Since the death of the first king Jowiehfueh, there has been a succession of others up to the present as listed below:

Paramount Chiefs:

 Pantonteh
 Jarkue Wolloh
 Teah-Deboe Pajibo
 Wrogbo Jah
 Weagbah
 Tanneh Weah
 Torteh

Clan Chiefs:

 Pantonteh
 Kietegbeh
 Nyonuwion
 Nyenfueh
 Tanneh Weah – Plahn
 Weagbah – Kulu
 Pobleh – Nyarn
 Pallaywion - Shoah
 Tanneh Weah - Plahn
 Torteh - Nyarn
 Falleh – Puea - Kulu
 Borjobo – Buer – Shoah
 David Pyne - Plahn
 Torteh - Nyarn
 Wionjuo - Kulu
 Borjobo – Buer -Shoah
 Brown Nyenfueh – Plahn/Nyarn
 Wionjuo - Kulu/Shoah

Government 
The tribe as a whole is divided into three main family groups comprising twelve subdivisions. The reasons for the divisions are on account of repeated conflicts and dissatisfactions among the three distinct original families. They felt that this would enable them to multiply, expand and to build the tribe more effectively.
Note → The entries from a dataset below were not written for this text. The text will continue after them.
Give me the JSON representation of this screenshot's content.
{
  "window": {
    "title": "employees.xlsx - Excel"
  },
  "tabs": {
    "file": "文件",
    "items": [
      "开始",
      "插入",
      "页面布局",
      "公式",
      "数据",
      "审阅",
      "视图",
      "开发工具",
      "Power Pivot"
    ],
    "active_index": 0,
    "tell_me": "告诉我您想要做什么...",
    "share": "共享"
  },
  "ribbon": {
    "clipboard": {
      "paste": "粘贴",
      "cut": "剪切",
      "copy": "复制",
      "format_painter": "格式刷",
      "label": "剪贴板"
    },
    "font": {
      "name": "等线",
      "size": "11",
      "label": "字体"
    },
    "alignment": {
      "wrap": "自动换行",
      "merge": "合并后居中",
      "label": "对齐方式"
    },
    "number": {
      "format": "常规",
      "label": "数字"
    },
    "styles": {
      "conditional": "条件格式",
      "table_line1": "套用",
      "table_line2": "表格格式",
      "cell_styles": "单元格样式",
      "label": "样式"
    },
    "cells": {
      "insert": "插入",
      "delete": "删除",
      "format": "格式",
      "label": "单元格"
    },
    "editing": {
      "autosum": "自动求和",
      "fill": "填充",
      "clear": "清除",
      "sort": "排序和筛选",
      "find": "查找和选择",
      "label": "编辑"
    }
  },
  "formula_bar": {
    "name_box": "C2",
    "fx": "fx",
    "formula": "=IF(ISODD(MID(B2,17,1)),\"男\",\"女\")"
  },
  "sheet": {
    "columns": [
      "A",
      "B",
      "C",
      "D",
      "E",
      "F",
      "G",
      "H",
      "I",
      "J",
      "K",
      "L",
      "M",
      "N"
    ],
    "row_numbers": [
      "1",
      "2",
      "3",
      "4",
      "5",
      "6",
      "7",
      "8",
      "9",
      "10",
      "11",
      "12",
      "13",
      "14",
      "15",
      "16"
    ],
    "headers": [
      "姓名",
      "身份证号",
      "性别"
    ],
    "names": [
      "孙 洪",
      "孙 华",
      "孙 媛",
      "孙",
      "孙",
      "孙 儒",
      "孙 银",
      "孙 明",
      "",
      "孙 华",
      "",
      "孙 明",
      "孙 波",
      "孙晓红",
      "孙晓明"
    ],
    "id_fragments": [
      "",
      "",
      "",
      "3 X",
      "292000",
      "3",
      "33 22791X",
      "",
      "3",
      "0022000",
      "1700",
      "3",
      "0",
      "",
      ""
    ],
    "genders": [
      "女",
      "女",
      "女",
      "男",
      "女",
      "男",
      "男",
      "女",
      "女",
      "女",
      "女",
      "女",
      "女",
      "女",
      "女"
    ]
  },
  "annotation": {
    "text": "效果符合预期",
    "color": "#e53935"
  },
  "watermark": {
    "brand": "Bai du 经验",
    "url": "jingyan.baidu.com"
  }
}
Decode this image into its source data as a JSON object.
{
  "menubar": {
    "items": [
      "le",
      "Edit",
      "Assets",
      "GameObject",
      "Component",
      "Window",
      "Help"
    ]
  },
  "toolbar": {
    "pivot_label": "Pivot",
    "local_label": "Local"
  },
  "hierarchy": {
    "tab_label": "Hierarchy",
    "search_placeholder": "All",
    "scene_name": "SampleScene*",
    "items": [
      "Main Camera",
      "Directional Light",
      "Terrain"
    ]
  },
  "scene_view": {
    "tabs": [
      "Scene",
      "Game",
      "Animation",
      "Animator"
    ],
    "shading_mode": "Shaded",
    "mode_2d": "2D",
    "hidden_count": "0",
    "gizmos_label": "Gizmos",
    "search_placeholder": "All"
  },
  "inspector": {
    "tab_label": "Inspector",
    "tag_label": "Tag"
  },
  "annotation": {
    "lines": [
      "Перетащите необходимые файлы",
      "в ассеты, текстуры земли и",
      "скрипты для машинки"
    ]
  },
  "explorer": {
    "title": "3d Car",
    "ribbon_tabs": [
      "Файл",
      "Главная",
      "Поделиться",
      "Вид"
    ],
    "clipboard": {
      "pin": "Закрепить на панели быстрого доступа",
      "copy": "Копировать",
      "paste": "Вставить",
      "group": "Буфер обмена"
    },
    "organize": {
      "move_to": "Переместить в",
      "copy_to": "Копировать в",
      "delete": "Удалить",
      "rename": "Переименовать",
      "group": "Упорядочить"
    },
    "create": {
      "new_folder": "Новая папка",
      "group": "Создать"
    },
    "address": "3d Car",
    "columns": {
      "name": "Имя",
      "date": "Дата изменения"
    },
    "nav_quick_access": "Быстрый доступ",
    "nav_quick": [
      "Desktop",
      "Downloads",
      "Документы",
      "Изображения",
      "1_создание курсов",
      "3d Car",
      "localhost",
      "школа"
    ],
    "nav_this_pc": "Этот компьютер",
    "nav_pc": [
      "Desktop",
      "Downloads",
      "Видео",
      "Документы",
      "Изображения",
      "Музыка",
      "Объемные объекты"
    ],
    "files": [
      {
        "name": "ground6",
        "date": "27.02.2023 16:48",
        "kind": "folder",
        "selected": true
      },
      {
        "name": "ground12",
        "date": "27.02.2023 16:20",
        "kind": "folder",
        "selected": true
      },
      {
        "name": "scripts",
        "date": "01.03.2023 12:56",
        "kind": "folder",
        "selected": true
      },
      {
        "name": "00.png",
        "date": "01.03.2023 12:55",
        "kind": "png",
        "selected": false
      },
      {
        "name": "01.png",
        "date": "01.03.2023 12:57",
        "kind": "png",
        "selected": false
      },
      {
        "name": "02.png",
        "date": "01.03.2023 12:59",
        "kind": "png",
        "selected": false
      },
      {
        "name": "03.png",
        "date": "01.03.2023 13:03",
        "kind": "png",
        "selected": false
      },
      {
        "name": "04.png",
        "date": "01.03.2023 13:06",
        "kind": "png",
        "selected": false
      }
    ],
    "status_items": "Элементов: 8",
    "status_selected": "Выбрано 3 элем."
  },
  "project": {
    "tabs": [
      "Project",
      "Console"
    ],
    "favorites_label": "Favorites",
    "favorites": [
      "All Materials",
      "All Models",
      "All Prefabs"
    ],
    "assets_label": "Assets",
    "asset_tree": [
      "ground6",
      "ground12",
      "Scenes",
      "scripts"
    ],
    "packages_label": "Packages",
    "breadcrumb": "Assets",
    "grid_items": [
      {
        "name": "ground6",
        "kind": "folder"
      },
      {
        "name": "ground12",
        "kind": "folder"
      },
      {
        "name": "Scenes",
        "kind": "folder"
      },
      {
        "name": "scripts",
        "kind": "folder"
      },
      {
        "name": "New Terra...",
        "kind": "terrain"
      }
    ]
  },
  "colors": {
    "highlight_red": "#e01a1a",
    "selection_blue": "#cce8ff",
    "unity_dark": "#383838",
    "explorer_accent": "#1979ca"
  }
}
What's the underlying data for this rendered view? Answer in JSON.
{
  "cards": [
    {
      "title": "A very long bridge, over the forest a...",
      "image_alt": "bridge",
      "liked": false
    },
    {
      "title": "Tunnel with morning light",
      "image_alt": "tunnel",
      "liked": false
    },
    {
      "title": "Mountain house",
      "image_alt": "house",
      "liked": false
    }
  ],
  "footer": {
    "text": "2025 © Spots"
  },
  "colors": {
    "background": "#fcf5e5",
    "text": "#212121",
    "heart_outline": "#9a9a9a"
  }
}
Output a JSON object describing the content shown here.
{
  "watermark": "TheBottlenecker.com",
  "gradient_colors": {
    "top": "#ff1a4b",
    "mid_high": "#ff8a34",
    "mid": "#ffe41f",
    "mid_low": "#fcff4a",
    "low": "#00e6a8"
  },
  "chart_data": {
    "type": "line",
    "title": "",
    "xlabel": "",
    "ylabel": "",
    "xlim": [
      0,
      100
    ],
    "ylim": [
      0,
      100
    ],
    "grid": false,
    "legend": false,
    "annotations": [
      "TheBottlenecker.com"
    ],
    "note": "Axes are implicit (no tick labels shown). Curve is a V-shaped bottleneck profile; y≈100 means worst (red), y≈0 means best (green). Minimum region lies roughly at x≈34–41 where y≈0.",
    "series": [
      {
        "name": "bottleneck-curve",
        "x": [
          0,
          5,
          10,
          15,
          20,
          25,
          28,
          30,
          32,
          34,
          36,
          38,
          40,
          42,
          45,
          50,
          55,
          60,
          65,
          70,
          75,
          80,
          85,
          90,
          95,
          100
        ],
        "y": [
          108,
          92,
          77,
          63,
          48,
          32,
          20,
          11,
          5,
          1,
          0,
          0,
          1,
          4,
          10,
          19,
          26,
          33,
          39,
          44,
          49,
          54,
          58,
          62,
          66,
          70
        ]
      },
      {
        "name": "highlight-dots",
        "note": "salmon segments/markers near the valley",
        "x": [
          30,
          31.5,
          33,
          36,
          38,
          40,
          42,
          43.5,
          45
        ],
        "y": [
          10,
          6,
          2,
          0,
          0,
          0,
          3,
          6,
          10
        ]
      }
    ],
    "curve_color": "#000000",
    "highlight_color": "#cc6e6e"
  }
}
They also wanted a separate and independent leadership for each division.

Below are the three original family groups and their subdivisions:

Plentarh Group

a) Chuoh

b) Sworrh

c) Kaetarh

d) Gedaquen

Snoh – Dea – Quen

a) Weorh

b) Tartouh

c) Wenjaoh

d) Saoh

Barlor – Quen

a) Chuoh

b) Swisslow

c) Tuon

d) Clayar – Quen

Legend suggests that all tribes were, from the beginning, wandering from place to place in search of suitable sites for settlements. The Plahn Tribe therefore did not come in contact with any tribal group in traveling from the Cavalla River area and Tarjuo Mountain.

Economy and Culture 
The sum total of the attainments and activities – the culture and economy – of the tribe is the producing of wooden utensils such as spoons, and pans; clay pots for cooking and water buckets; the first clothing were made or obtained from bamboo limps, barks of trees, etc.; melted rocks to make cutlasses and spears; and the making of rattan baskets and chairs acquired from other neighboring tribes.

Religion 
Their religious background was through their various tribal gods such as Slae – Nee Creek, the Rock Wiah, Kae – Gedoe – Plie, Nyanfurh, and Genopuarch. In the event of war with other tribe, a special selected group of the Plahn Tribe would go to these gods and make sacrifices. Their belief was that these gods would help avoid the war, and would make the tribe very wealthy and productive for abode.

Nowadays, most of these gods have been abandoned and replaced by Christianity. This is the result of colonialist missionary efforts affecting tribal culture and the inhabitants of the tribe.

Present Day 
There is no record of the Plahn Tribe when engaged in conflict or war with the colonists or the pioneers who came from America. There has also been no war between the Plahn and the Sinoe tribes, known as Murrayville Settlement in Sinoe County. These two tribes have been very friendly since their settlement and were kind to the colonists.

Today, members of the Plahn Tribe from Tarjuozon District in Sinoe County can be found all over the globe. According to the latest census from the Liberian government, Plahn Nyarn District has a little over 428 inhabitants.